Kaku to dani
Eyawa Ibuki no Sashi-mogusa
Sashimo shiraji na
Moyuru omoi wo
THOUGH love, like blisters made from leaves
Grown on Mount Ibuki,
Torments me more than I can say,
My lady shall not see, How she is paining me.
from “Ogura Hyakunin Isshu”
藤原 実方 朝臣（ふじわら の さねかた あそん）by “THE MINISTER SANEKATA FUJIWARA”
The writer lived some time at the close of the tenth century. The artemisia plant (or mugwort) is used in Japan for cauterizing; a conical wad of the leaves or blossoms is placed on the spot, lit at the top, and allowed to burn down to the skin; this produces a blister, and is extremely painful.
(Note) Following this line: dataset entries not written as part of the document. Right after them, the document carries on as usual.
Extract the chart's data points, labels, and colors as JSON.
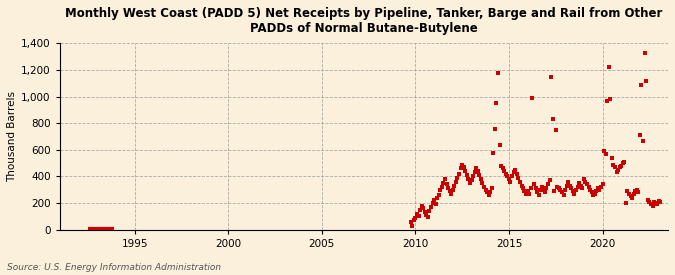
{
  "title": "Monthly West Coast (PADD 5) Net Receipts by Pipeline, Tanker, Barge and Rail from Other\nPADDs of Normal Butane-Butylene",
  "ylabel": "Thousand Barrels",
  "source": "Source: U.S. Energy Information Administration",
  "background_color": "#FAF0DC",
  "plot_bg_color": "#FAF0DC",
  "marker_color": "#CC0000",
  "ylim": [
    0,
    1400
  ],
  "yticks": [
    0,
    200,
    400,
    600,
    800,
    1000,
    1200,
    1400
  ],
  "xlim_start": 1991.0,
  "xlim_end": 2023.5,
  "xticks": [
    1995,
    2000,
    2005,
    2010,
    2015,
    2020
  ],
  "early_line": [
    1992.5,
    1993.9
  ],
  "scatter_data": [
    [
      2009.75,
      55
    ],
    [
      2009.83,
      30
    ],
    [
      2009.92,
      75
    ],
    [
      2010.0,
      90
    ],
    [
      2010.08,
      120
    ],
    [
      2010.17,
      100
    ],
    [
      2010.25,
      150
    ],
    [
      2010.33,
      180
    ],
    [
      2010.42,
      160
    ],
    [
      2010.5,
      130
    ],
    [
      2010.58,
      110
    ],
    [
      2010.67,
      95
    ],
    [
      2010.75,
      140
    ],
    [
      2010.83,
      170
    ],
    [
      2010.92,
      200
    ],
    [
      2011.0,
      220
    ],
    [
      2011.08,
      190
    ],
    [
      2011.17,
      240
    ],
    [
      2011.25,
      260
    ],
    [
      2011.33,
      300
    ],
    [
      2011.42,
      320
    ],
    [
      2011.5,
      350
    ],
    [
      2011.58,
      380
    ],
    [
      2011.67,
      340
    ],
    [
      2011.75,
      310
    ],
    [
      2011.83,
      290
    ],
    [
      2011.92,
      270
    ],
    [
      2012.0,
      300
    ],
    [
      2012.08,
      330
    ],
    [
      2012.17,
      360
    ],
    [
      2012.25,
      390
    ],
    [
      2012.33,
      420
    ],
    [
      2012.42,
      460
    ],
    [
      2012.5,
      490
    ],
    [
      2012.58,
      470
    ],
    [
      2012.67,
      440
    ],
    [
      2012.75,
      410
    ],
    [
      2012.83,
      380
    ],
    [
      2012.92,
      350
    ],
    [
      2013.0,
      370
    ],
    [
      2013.08,
      400
    ],
    [
      2013.17,
      430
    ],
    [
      2013.25,
      460
    ],
    [
      2013.33,
      440
    ],
    [
      2013.42,
      410
    ],
    [
      2013.5,
      380
    ],
    [
      2013.58,
      350
    ],
    [
      2013.67,
      320
    ],
    [
      2013.75,
      300
    ],
    [
      2013.83,
      280
    ],
    [
      2013.92,
      260
    ],
    [
      2014.0,
      280
    ],
    [
      2014.08,
      310
    ],
    [
      2014.17,
      580
    ],
    [
      2014.25,
      760
    ],
    [
      2014.33,
      950
    ],
    [
      2014.42,
      1180
    ],
    [
      2014.5,
      640
    ],
    [
      2014.58,
      480
    ],
    [
      2014.67,
      460
    ],
    [
      2014.75,
      440
    ],
    [
      2014.83,
      420
    ],
    [
      2014.92,
      400
    ],
    [
      2015.0,
      380
    ],
    [
      2015.08,
      360
    ],
    [
      2015.17,
      400
    ],
    [
      2015.25,
      430
    ],
    [
      2015.33,
      450
    ],
    [
      2015.42,
      420
    ],
    [
      2015.5,
      390
    ],
    [
      2015.58,
      360
    ],
    [
      2015.67,
      330
    ],
    [
      2015.75,
      310
    ],
    [
      2015.83,
      290
    ],
    [
      2015.92,
      270
    ],
    [
      2016.0,
      290
    ],
    [
      2016.08,
      270
    ],
    [
      2016.17,
      310
    ],
    [
      2016.25,
      990
    ],
    [
      2016.33,
      340
    ],
    [
      2016.42,
      310
    ],
    [
      2016.5,
      280
    ],
    [
      2016.58,
      260
    ],
    [
      2016.67,
      300
    ],
    [
      2016.75,
      320
    ],
    [
      2016.83,
      300
    ],
    [
      2016.92,
      280
    ],
    [
      2017.0,
      310
    ],
    [
      2017.08,
      340
    ],
    [
      2017.17,
      370
    ],
    [
      2017.25,
      1150
    ],
    [
      2017.33,
      830
    ],
    [
      2017.42,
      290
    ],
    [
      2017.5,
      750
    ],
    [
      2017.58,
      320
    ],
    [
      2017.67,
      310
    ],
    [
      2017.75,
      300
    ],
    [
      2017.83,
      280
    ],
    [
      2017.92,
      260
    ],
    [
      2018.0,
      300
    ],
    [
      2018.08,
      330
    ],
    [
      2018.17,
      360
    ],
    [
      2018.25,
      330
    ],
    [
      2018.33,
      310
    ],
    [
      2018.42,
      290
    ],
    [
      2018.5,
      270
    ],
    [
      2018.58,
      300
    ],
    [
      2018.67,
      320
    ],
    [
      2018.75,
      350
    ],
    [
      2018.83,
      330
    ],
    [
      2018.92,
      310
    ],
    [
      2019.0,
      380
    ],
    [
      2019.08,
      360
    ],
    [
      2019.17,
      340
    ],
    [
      2019.25,
      320
    ],
    [
      2019.33,
      300
    ],
    [
      2019.42,
      280
    ],
    [
      2019.5,
      260
    ],
    [
      2019.58,
      270
    ],
    [
      2019.67,
      290
    ],
    [
      2019.75,
      310
    ],
    [
      2019.83,
      300
    ],
    [
      2019.92,
      320
    ],
    [
      2020.0,
      340
    ],
    [
      2020.08,
      590
    ],
    [
      2020.17,
      570
    ],
    [
      2020.25,
      970
    ],
    [
      2020.33,
      1220
    ],
    [
      2020.42,
      980
    ],
    [
      2020.5,
      540
    ],
    [
      2020.58,
      490
    ],
    [
      2020.67,
      470
    ],
    [
      2020.75,
      430
    ],
    [
      2020.83,
      450
    ],
    [
      2020.92,
      470
    ],
    [
      2021.0,
      480
    ],
    [
      2021.08,
      500
    ],
    [
      2021.17,
      510
    ],
    [
      2021.25,
      200
    ],
    [
      2021.33,
      290
    ],
    [
      2021.42,
      270
    ],
    [
      2021.5,
      250
    ],
    [
      2021.58,
      240
    ],
    [
      2021.67,
      270
    ],
    [
      2021.75,
      290
    ],
    [
      2021.83,
      300
    ],
    [
      2021.92,
      280
    ],
    [
      2022.0,
      710
    ],
    [
      2022.08,
      1090
    ],
    [
      2022.17,
      670
    ],
    [
      2022.25,
      1330
    ],
    [
      2022.33,
      1120
    ],
    [
      2022.42,
      220
    ],
    [
      2022.5,
      210
    ],
    [
      2022.58,
      190
    ],
    [
      2022.67,
      180
    ],
    [
      2022.75,
      210
    ],
    [
      2022.83,
      200
    ],
    [
      2022.92,
      195
    ],
    [
      2023.0,
      215
    ],
    [
      2023.08,
      205
    ]
  ]
}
Ibuki is a hill, between the Provinces of Omi and Mino, famous for its artemisia, but ibuki can also stand for iu beki, which, in conjunction with e ya wa, would mean, ‘Ah! how could I tell her!’ But eyawa as one word means ‘indescribable!’ Notice also sashimo in the third and fourth lines sashi-mogusa means ‘the artemisia plant’, but sashi mo means ‘even though it is smarting’; sashimo, in one word, can also mean ‘in such a way’. This verse is a very good example of the way the Japanese love to play upon words. The picture seems to show Mount Ibuki with the mugwort growing on it.